Nine days after he had last played, six days after his maternal grandmother, Carol Lee Craig, died and one day after his first practice back with his teammates, Love hit the floor and played with an intensity that swept through the whole team.
Love scored 26 points and had 16 rebounds and seven assists as the Minnesota Timberwolves beat up on the Detroit Pistons 121-94.
The whole time, Love played like the basketball court was a refuge.
"It's really a holy place for me," said Love said. "It has been my whole life. Any time I've had some sort of adversity, the best way to get back is to get on the court. It was great to get back out there. I was with my family (in Oregon) throughout the weekend. But being around these guys, it's a family atmosphere too."
Frankly, the whole team played an inspired game. After too long with not enough ball movement, the cuts were crisp and the ball moved, one reason why the Wolves had a 28-8 edge from the free throw line, why all five Wolves starters scored in double figures, why even an unbelievable first-quarter shooting exhibition by the Pistons didn't daunt a Wolves team that ended a two-game losing streak. It was a show of consistent force that had even coach Rick Adelman smiling.
"He was ready to go," Adelman said of Love, but he might have been talking about the whole team. "He was terrific tonight. He was all over the boards. Seven assists. Just solid all the way through. This was a really solid win for us. We had a lot of energy."
And it started with Love.
His grandmother lived next door to Love as he grew up. She helped raise him. So he wrote, "RIP Grandma Carol" on his sneaker, then walked onto the court and had 12 points, six rebounds and three assists in a first quarter that ended with the Wolves up 33-32.
The second quarter, though, belonged to another Kevin -- Martin. The veteran guard scored 12 of his 18 points in the quarter as the Wolves took control of the game.
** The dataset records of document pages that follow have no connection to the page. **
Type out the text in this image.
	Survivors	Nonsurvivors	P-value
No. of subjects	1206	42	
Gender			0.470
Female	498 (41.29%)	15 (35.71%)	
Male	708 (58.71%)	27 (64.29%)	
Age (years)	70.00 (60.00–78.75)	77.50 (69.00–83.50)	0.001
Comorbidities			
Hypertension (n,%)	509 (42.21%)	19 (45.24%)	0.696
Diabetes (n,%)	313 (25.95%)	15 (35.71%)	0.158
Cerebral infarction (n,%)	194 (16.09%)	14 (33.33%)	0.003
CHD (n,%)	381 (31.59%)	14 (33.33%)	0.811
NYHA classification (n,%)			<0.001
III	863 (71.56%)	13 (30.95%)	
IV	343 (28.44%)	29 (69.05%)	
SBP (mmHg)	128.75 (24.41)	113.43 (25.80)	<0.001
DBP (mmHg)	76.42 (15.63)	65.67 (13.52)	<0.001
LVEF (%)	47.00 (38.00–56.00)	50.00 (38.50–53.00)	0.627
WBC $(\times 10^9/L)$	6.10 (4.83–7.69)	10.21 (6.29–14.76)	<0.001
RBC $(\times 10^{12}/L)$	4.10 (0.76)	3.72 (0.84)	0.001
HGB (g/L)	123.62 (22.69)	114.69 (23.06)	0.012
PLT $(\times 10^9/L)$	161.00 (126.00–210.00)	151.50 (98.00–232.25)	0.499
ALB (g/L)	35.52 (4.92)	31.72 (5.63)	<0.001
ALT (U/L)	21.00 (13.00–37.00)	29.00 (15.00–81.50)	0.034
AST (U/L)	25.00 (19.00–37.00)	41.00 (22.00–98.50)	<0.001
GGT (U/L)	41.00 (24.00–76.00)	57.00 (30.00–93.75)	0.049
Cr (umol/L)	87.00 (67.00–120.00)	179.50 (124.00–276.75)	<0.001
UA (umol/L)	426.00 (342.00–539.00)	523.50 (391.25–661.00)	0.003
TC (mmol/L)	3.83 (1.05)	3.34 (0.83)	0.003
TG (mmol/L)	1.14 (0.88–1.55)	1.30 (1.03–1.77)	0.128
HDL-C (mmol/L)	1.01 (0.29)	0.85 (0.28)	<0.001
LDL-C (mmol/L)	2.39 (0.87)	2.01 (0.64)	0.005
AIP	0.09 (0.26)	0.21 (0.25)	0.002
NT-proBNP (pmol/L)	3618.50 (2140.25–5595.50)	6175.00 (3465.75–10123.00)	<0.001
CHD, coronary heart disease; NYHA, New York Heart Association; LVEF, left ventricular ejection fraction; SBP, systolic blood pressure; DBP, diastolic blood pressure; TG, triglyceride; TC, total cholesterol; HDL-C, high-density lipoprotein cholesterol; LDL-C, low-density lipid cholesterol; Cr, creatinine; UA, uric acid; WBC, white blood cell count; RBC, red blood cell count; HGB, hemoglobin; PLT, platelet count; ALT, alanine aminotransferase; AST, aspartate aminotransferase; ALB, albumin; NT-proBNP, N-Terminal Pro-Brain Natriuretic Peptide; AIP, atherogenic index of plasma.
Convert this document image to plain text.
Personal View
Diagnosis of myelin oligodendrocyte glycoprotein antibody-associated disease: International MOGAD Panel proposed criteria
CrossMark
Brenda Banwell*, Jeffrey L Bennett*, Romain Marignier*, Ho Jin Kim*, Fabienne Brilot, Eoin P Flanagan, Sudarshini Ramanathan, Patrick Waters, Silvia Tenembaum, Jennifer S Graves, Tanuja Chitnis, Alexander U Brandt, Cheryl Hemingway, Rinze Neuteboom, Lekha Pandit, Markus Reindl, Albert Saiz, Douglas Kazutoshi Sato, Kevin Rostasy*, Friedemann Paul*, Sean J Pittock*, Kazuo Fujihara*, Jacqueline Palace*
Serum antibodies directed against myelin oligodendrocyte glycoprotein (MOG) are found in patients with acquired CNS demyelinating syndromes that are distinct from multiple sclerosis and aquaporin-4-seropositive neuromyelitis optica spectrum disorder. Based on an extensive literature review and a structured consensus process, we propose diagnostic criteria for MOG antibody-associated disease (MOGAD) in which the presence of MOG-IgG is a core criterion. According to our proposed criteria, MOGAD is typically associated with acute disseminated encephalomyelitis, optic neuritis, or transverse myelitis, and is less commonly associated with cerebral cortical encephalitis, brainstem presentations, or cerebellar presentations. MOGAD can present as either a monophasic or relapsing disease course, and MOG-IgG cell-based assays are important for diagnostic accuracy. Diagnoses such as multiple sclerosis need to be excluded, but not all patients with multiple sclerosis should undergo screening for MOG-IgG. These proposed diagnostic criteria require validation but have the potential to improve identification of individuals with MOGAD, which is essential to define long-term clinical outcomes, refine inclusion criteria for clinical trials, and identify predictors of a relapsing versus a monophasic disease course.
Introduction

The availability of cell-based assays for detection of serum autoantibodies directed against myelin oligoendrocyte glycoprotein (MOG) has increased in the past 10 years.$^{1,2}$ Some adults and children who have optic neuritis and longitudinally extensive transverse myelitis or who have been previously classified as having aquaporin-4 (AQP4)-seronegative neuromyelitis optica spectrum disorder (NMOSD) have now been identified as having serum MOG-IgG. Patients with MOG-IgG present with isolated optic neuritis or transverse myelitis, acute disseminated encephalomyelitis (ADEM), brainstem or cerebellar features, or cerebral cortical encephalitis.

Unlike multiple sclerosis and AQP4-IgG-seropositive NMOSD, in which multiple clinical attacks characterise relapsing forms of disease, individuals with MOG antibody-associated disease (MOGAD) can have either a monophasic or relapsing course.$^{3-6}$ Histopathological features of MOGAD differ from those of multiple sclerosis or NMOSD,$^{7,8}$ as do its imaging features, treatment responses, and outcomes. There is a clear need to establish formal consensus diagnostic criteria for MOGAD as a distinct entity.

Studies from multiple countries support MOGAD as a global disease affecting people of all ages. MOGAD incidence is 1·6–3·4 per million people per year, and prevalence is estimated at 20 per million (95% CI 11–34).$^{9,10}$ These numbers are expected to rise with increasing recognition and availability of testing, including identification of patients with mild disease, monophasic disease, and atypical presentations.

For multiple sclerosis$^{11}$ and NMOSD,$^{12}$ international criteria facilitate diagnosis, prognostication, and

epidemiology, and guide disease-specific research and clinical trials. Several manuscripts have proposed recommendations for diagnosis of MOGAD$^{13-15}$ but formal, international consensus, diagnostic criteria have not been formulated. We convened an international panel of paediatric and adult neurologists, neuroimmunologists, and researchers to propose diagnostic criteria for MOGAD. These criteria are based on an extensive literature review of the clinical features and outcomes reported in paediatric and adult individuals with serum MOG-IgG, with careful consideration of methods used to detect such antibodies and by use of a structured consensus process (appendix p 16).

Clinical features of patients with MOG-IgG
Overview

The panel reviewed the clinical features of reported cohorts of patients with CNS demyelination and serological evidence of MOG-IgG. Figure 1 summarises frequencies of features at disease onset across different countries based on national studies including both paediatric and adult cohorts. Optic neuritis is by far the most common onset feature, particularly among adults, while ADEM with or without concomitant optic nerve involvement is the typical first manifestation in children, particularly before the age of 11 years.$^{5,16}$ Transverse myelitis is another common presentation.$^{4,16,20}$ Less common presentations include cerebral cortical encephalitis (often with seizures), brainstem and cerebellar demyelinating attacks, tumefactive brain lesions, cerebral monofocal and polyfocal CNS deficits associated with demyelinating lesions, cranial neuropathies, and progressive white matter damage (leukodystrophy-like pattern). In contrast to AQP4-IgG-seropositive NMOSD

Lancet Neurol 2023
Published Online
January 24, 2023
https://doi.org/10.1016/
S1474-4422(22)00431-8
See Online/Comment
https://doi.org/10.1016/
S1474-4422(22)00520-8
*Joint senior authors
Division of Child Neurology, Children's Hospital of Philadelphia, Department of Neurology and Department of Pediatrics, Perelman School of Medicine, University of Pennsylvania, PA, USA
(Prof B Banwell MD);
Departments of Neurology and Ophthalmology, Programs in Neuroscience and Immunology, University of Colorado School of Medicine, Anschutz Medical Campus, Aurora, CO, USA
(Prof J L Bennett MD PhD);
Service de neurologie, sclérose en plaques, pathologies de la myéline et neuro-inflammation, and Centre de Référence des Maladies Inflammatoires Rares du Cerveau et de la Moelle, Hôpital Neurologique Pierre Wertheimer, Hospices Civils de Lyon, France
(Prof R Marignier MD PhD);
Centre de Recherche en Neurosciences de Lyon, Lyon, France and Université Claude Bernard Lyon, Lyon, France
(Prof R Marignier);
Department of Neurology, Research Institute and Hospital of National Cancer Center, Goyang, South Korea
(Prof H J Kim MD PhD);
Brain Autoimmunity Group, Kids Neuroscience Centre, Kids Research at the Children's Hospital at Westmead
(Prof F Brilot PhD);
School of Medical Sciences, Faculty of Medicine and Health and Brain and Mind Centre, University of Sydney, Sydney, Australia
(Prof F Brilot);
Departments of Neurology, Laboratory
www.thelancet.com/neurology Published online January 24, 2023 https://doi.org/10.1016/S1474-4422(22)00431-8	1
The Wolves never let up. Detroit came out with a zone to start the third quarter, and the Wolves, led by Love's seven points, continued building the lead. They pushed their advantage to 19 by the end of the third and by as many as 30 in the fourth as the starters looked on from the bench.
In a matchup of productive frontcourts, Love and Nikola Pekovic combined for 44 points and 21 rebounds compared with 18 and 10 for Detroit's Greg Monroe and Andre Drummond. But this was a team victory. There were 31 assists on 41 baskets and only 13 turnovers.
The team was playing as one.
And, perhaps, for one.
"We wanted to be there for him," Martin said. "We played this game for him and his family tonight. It's a difficult time for him. She's going to be on his mind the whole season. But, as teammates, all we can do is be there for him, show that respect."
And Love responded, from the start.
"She never missed a game," Love said of his grandmother. "Not one Timberwolves game since I've been in the league. Whether she's been there, watching on TV, following it on her phone, she never missed a game. She was my all-time biggest supporter. She'll always be there with me."